Wednesday, September 09, 2015

Poor reporting and poor thinking

A couple of items that caught my attention from the NZ Herald:

....health economist Dr Brian Easton says with certain rehabilitative and preventive methods, that figure could reduce over time as more young women learn about the harmful effects of drinking while pregnant.
Dr Easton is one of two keynote speakers at today's annual Research and Policy Forum to highlight World Fetal Alcohol Spectrum Disorder Awareness Day.
He has based his estimate on research that showed 1 per cent of the population was born with fetal alcohol spectrum disorder (FASD) each year.
"Each year about 6000 babies are born with FASD and 600 have Fetal Alcohol Syndrome."
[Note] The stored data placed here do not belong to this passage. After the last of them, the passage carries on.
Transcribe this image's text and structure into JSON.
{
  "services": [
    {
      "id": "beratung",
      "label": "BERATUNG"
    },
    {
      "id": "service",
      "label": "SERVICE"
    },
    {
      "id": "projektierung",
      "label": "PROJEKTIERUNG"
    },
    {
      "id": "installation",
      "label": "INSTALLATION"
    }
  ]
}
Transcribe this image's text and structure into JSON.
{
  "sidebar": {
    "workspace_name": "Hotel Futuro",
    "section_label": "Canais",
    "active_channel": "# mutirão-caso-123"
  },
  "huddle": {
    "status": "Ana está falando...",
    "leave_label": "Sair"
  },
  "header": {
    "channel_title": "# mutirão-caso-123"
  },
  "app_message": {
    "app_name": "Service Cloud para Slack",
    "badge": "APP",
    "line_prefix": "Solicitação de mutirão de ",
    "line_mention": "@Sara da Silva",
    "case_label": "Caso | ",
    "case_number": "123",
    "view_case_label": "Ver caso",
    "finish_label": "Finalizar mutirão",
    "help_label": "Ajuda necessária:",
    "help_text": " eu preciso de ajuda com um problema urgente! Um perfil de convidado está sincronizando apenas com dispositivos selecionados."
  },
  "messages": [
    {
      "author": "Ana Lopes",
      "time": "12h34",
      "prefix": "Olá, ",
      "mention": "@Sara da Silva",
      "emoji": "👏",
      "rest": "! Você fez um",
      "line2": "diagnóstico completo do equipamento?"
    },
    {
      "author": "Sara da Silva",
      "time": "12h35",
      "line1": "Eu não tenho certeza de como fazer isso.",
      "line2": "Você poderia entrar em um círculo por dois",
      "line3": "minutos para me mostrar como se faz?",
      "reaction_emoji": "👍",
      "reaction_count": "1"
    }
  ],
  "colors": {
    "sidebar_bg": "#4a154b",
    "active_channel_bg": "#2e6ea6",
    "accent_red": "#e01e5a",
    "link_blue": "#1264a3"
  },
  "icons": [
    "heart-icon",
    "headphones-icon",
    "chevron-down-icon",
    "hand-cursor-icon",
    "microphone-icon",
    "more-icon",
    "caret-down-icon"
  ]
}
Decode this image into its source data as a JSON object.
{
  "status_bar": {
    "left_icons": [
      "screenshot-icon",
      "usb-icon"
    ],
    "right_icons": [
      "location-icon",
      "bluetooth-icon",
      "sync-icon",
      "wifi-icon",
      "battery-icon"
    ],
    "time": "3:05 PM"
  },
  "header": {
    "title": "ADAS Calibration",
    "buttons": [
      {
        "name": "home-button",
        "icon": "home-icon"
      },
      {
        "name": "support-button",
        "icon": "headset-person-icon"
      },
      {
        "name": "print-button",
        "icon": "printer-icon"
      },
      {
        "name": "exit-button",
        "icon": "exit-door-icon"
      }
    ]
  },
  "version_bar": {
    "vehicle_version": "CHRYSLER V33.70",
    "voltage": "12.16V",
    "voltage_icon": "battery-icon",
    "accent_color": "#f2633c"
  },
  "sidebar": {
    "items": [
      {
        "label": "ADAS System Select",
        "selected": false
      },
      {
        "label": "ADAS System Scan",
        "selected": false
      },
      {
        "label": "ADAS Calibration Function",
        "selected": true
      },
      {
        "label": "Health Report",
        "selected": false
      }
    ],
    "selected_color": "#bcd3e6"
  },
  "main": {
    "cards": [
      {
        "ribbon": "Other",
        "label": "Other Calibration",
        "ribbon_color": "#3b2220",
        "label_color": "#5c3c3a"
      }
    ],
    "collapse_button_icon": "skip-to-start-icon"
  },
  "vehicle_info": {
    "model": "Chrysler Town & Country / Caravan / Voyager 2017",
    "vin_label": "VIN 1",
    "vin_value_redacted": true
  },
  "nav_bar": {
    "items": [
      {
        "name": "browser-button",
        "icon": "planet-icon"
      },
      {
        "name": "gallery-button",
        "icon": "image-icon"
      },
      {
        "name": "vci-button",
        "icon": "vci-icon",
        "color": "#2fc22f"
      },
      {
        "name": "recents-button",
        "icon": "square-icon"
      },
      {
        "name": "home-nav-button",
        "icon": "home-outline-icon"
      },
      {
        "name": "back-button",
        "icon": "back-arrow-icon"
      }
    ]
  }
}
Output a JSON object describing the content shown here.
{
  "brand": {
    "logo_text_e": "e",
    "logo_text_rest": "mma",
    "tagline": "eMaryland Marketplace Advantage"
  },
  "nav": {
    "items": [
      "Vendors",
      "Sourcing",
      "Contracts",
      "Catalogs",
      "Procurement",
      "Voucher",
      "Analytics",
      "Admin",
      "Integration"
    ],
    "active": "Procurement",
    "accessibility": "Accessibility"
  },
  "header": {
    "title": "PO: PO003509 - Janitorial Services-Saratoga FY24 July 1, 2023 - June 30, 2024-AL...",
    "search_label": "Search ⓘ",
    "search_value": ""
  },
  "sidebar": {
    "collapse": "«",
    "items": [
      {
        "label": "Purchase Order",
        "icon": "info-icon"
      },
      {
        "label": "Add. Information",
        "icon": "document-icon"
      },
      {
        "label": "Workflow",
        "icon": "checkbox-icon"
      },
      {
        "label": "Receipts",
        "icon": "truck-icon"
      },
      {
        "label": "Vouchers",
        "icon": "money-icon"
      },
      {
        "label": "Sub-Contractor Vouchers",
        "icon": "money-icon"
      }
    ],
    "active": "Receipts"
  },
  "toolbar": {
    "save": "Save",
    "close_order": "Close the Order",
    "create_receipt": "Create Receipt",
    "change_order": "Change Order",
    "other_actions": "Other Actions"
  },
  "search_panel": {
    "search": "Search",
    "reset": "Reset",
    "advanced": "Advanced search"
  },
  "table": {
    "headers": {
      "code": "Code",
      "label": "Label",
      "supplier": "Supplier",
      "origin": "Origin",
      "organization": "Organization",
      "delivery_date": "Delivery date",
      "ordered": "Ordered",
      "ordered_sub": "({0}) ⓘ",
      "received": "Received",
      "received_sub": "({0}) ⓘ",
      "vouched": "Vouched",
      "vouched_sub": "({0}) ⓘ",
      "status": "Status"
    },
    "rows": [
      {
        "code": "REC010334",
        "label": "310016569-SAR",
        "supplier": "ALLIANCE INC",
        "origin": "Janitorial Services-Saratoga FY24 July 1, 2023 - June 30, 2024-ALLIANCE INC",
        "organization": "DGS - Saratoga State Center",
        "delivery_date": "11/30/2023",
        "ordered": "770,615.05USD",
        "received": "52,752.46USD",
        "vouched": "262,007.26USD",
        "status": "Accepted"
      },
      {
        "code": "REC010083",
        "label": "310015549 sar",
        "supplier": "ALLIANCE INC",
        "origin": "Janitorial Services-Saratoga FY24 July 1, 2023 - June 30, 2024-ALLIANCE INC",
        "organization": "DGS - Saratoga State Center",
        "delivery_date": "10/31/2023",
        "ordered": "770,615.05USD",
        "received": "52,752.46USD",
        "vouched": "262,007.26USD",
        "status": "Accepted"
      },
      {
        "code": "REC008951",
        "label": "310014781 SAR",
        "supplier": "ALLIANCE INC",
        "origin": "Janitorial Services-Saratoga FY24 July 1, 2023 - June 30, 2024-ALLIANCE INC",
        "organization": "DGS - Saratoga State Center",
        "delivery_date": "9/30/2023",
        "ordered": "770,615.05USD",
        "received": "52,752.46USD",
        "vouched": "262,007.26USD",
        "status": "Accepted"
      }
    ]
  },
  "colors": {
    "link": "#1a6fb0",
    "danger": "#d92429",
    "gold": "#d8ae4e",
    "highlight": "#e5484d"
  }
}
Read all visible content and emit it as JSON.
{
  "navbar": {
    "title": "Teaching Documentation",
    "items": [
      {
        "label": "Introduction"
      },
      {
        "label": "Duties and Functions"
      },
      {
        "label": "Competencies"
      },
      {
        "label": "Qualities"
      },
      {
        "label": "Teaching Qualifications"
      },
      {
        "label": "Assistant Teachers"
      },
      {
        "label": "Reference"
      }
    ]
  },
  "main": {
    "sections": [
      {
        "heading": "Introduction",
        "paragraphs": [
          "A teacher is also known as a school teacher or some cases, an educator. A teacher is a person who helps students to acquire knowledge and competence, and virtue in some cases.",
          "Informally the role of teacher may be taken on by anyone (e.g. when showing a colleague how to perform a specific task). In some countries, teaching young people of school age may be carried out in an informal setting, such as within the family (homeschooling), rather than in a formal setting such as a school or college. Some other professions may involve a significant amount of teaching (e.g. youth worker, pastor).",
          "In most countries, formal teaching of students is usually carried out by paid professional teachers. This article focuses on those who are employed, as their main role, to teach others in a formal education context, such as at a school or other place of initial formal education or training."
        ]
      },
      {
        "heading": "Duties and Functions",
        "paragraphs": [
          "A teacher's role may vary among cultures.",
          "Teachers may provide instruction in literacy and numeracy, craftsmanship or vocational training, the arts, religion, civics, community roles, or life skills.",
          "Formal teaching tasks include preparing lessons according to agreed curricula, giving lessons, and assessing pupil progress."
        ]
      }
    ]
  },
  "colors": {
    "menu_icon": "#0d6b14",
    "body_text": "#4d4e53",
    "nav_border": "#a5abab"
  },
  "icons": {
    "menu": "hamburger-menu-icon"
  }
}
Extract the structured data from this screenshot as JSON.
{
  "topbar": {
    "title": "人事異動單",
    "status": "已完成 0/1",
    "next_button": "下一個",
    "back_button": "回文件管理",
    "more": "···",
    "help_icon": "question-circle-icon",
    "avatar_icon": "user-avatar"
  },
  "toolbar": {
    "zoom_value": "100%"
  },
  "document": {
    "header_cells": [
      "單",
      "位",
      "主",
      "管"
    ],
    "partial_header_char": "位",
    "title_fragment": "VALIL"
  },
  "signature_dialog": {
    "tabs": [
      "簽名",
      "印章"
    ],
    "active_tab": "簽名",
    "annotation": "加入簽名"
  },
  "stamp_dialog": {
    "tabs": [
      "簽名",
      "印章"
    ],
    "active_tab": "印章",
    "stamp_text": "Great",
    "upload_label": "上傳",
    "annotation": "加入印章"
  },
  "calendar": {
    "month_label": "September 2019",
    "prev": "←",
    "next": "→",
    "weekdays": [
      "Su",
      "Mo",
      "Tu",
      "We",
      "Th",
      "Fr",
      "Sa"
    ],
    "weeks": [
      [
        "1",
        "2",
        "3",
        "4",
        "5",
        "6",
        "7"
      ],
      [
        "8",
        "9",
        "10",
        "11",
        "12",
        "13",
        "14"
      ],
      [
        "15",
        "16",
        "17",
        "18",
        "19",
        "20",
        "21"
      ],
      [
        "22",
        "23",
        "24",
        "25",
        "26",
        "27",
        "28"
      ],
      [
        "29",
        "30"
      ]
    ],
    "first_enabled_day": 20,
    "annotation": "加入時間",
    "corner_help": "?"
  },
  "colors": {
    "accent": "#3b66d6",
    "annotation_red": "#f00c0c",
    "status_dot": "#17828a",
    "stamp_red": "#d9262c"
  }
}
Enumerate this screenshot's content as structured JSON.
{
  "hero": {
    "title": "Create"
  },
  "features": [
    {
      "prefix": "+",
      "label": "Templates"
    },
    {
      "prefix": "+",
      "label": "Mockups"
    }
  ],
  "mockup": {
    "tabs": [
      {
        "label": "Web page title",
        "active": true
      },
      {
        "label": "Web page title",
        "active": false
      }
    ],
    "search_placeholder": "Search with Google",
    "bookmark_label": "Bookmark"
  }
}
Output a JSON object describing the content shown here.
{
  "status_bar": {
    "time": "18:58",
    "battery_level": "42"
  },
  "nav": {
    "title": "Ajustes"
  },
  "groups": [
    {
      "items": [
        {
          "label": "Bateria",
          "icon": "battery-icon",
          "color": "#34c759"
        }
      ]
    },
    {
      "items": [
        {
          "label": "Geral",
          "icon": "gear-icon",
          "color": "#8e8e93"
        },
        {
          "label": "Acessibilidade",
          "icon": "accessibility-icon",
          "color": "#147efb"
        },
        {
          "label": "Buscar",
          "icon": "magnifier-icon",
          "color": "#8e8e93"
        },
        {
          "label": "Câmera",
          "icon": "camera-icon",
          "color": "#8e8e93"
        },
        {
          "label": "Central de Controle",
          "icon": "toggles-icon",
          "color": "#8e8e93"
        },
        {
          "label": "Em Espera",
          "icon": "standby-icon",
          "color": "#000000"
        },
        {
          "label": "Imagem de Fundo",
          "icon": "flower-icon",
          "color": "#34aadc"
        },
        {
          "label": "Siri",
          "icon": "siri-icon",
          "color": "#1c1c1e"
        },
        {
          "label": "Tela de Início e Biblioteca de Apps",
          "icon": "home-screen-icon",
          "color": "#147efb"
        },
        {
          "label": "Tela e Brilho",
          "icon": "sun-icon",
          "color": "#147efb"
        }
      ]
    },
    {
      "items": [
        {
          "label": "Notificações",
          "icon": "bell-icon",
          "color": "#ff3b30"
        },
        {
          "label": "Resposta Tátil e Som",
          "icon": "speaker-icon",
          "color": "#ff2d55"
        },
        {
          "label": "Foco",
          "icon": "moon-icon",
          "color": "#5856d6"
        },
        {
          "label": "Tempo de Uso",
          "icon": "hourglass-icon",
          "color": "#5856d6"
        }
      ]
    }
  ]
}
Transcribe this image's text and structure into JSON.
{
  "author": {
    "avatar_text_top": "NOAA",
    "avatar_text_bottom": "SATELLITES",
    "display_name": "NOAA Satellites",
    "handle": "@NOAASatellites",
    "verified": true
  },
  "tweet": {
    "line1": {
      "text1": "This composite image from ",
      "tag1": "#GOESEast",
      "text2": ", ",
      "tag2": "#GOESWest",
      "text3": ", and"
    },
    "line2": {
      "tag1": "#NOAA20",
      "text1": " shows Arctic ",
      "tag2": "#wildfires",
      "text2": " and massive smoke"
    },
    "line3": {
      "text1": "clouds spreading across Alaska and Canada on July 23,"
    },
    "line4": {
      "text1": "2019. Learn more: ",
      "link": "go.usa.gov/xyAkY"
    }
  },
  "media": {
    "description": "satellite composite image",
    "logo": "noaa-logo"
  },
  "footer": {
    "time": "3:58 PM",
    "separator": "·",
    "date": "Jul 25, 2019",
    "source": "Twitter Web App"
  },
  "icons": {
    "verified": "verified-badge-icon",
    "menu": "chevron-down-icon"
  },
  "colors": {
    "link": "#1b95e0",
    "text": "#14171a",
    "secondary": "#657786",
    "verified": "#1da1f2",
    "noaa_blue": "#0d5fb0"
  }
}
So his estimate for FASD is 10 percent - not 1 percent.

Then this:

Auckland Women's Centre manager Leonie Morris agreed that society under-valued unpaid parenting work, as shown by the "stigma" imposed on beneficiaries who stayed home with children.
When beneficiaries stay home they are paid to look after their children. So society must put some value on parenting work. The "stigma" attaches to using scarce public money, in many instances, quite deliberately and quite ineffectively.




1 comment:

Anonymous said...

Bludgers aren't paid and it isn't paid work

It's just bludgers raising bludgers thanks to the gullibility of the taxpayer who are morally worse than the bludgers themselves.